主人公は、都電が走る東京の下町で一人暮らしをしている陽子。フリーライターの陽子は、台湾出身で日本でも活躍していた音楽家・江文也(コウ・ブンヤ)について今は調べています。台湾での取材旅行から帰ってきたところ、陽子の携帯電話が鳴り出します。
「もしもし、うん、ただいま」
旅行の話から始まって、夏の予定、そして最近見た不気味な夢まで伝える陽子。相手は、古書店を営む友人の肇でした。肇とは、仕事の資料を探すため古書店街を訪れているうちに親しくなったのです。恋人ではないけれども、不思議と自分の考えていることを何でも話せる特別な相手。陽子はさっそく、肇の店を訪ねます。
肇は江文也についての資料を取り寄せておいてくれたのでした。陽子はそんな肇への御礼も含めて、台湾のお土産を渡します。
その足でお墓参りのため、実家の高崎へと向かう陽子。駅に着くと父親が迎えに来てくれていました。久しぶりに実家でのんびり過ごす陽子の姿を、両親は微笑ましく見守っていました。しかし陽子は突然、そんな穏やかな空気をかき乱す告白をします。妊娠している、と。両親はあまりの驚きに言葉も出ませんでした。そのボーイフレンドとの結婚は考えられないという陽子。
彼からも時折連絡はありますが、時間があると電話してしまうのは肇のほう。他愛もない夢の話を真剣に聞いてくれる肇。
「それが伝えたくて、電話しちゃった」
夢の既視感の原因を肇に伝え、陽子はそれだけで満足して電話を切ったり。また、ある時は仕事中に電話をして
「今、高円寺だから、御茶ノ水で待ち合わせしようよ」
と、肇と会う約束を取り付ける陽子。こんなふうに陽子と肇はしょっちゅう、携帯電話で連絡を取り合っています。電話が通じない時には
「どこにいるかと思って電話しました。これを聞いたら電話ください」
と肇の携帯の留守電にメッセージまで残して。でも、恋人同士ではない二人。陽子の妊娠という現実を抱えながら、二人の関係はどのように変化していくのでしょう。淡々とした日常に、静かに波紋を落としながら物語は続いていきます。

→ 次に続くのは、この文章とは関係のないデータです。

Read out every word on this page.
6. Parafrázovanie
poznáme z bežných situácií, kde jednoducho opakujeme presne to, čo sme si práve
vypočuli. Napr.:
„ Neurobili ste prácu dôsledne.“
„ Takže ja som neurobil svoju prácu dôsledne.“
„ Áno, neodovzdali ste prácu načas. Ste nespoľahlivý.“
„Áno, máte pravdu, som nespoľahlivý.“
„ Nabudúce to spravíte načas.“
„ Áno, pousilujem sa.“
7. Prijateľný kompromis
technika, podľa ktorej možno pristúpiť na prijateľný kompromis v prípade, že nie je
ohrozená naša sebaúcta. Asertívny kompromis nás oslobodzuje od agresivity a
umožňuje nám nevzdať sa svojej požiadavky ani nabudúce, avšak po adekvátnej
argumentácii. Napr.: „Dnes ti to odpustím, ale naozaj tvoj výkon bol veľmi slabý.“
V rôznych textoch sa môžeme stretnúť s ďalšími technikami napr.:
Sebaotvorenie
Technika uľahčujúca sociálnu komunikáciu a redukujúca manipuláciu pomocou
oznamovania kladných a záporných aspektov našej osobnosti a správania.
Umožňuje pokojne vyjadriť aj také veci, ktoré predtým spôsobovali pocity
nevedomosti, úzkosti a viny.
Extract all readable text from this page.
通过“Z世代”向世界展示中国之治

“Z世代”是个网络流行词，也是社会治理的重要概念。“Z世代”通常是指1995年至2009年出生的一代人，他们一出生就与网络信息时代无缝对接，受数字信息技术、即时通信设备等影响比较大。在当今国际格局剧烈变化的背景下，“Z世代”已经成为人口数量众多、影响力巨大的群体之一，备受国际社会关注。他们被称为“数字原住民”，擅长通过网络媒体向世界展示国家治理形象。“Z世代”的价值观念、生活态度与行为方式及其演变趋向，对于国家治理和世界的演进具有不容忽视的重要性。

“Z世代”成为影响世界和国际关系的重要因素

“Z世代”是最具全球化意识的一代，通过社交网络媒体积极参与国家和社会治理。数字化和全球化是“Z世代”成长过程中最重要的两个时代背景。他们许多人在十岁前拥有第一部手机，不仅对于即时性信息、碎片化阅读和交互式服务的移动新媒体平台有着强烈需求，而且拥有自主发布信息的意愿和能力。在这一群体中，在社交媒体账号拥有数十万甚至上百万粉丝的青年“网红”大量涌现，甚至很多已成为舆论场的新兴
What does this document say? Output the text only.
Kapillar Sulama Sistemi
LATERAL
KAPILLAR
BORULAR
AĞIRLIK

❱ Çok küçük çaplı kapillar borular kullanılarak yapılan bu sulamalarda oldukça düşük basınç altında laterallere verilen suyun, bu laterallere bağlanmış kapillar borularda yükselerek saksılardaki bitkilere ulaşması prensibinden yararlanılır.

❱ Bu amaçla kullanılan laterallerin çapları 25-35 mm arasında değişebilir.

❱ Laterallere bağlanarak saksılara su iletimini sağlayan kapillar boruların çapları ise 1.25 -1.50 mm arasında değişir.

陽子を演じたのは、デビュー曲「もらい泣き」で有名な一青窃さん。映画初出演とは思えない堂々とした演技を見せています。数多く登場する携帯電話での会話の場面はとても自然で、一人暮らしの女の子の普段着の生活を覗いているよう。台湾人のホウ・シャオシェン監督が、そんなリアリティのある東京の風景を見事に映し出した作品です。